Gimmicks And Special Editions
AOpen was the first manufacturer that introduced a special PCB color. One year ago, it released the AX6BC Pro II Millennium Edition , which was colored black. The latest idea is a board that is pink:
In Europe or the United States people aren't exactly awfully keen on pink motherboards, with the possible exception of Brighton/UK or San Francisco. I took this photo at CeBIT2001 a few weeks ago at the AOpen booth. The Japanese are obviously crazy for extraordinary hardware, as it is the only market where AOpen is selling those boards. Maybe we are going to see more colors?
Asus and Azza realized the problem that interfaces such as the USB-connector are usually only visible at the rear of your PC. They designed boxes to make connectors available at the front by installing them into a 5.25" drive bay.

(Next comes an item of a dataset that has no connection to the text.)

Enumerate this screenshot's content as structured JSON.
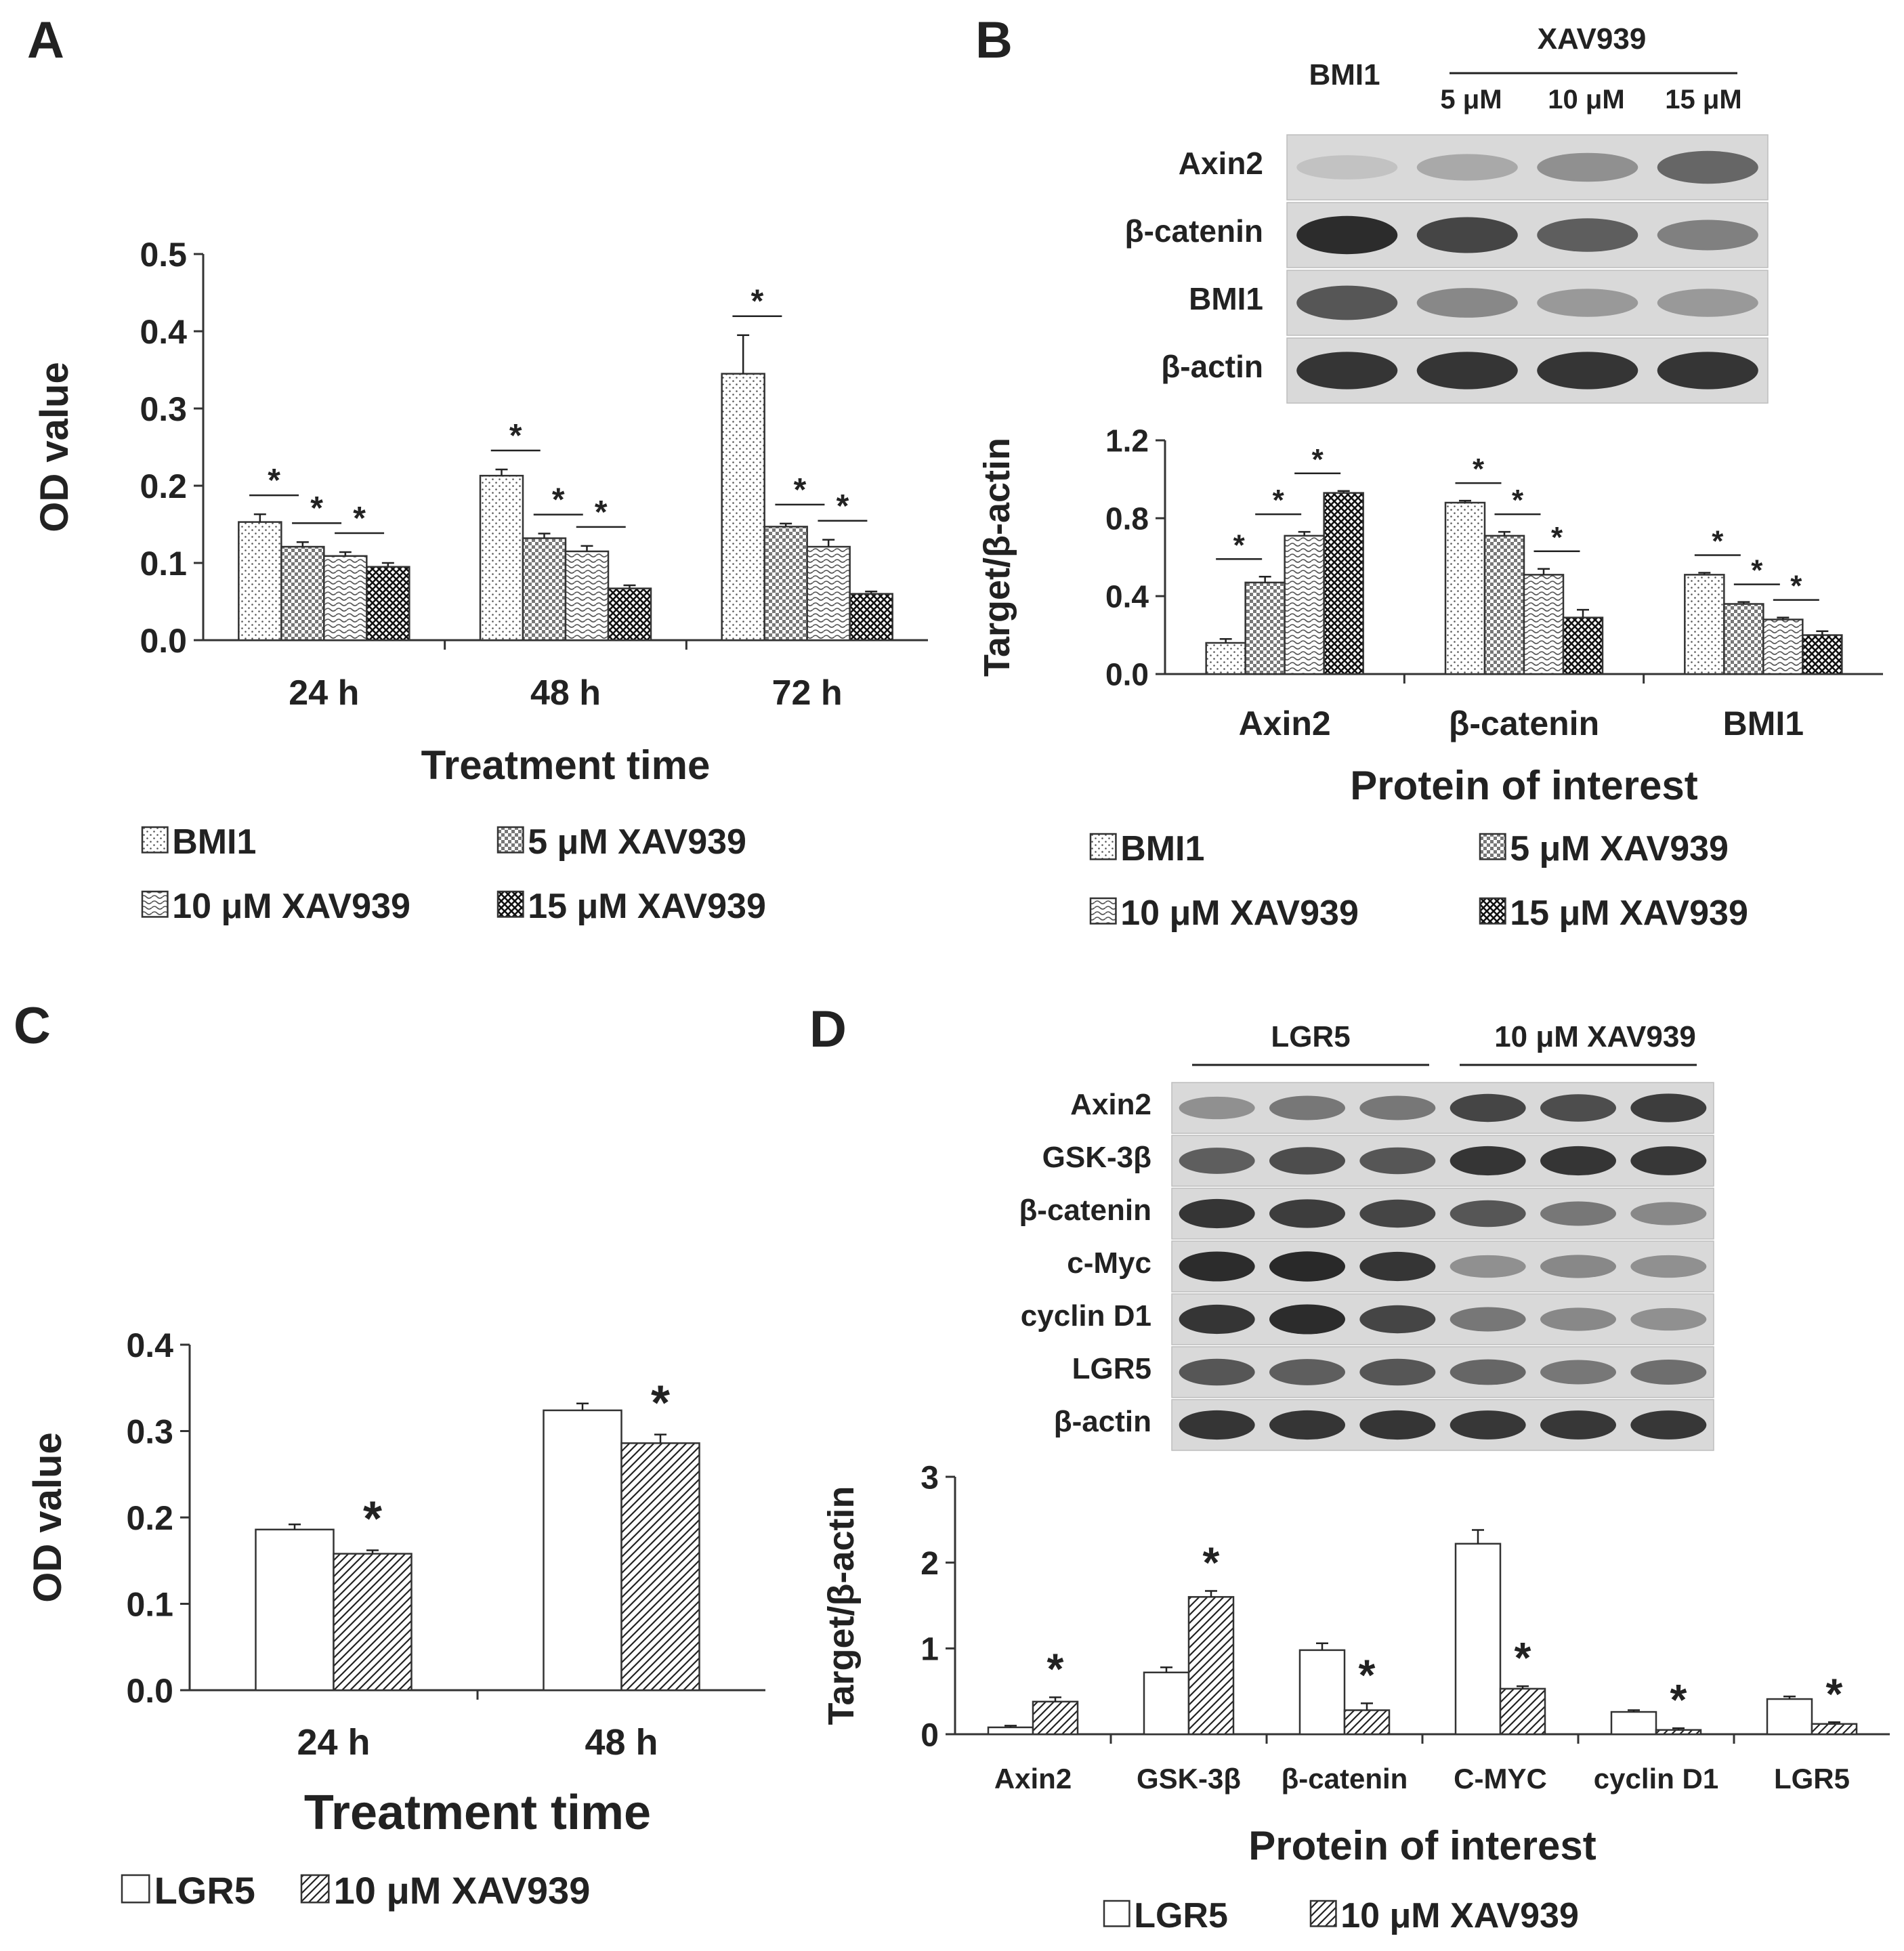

AOpen's 'Dr. LED' feature keeps you informed about the system status with several LEDs. Those LEDs are integrated into a case that can be installed into any 5.25" drive bay. AOpen decided to integrate a little CD box into it, thus the drive bay is not entirely used for the LEDs.
Azza''s 'Azza-Up' is a simple front panel which gives you two USB ports and audio jacks. To save space you can install a hard drive into the bay used by the Azza-Up, as it comes with a 3.5" frame for drive installation.
The Asus iPanel is available as a basic and a deluxe edition and seems to be the perfect fusion of the Azza and AOpen core features. The basic type features two USB ports, a few buttons and status LEDs as well as a four-digit display that is meant to report possible error codes. An IrDA module is optional to expand connectivity with IR devices (e.g. mobile phones or notebooks). The deluxe edition comes with a serial port and audio jacks as well. I will go into detail later.
The main reasons for inventing such kind of hardware is of course the high level of competition in the motherboard market. The performance of motherboards using the same type chipset usually does not vary too much. In terms of features, there also is not much space for variation. Special features like those panels seem to be the only way for motherboard makers to differ from their competitors.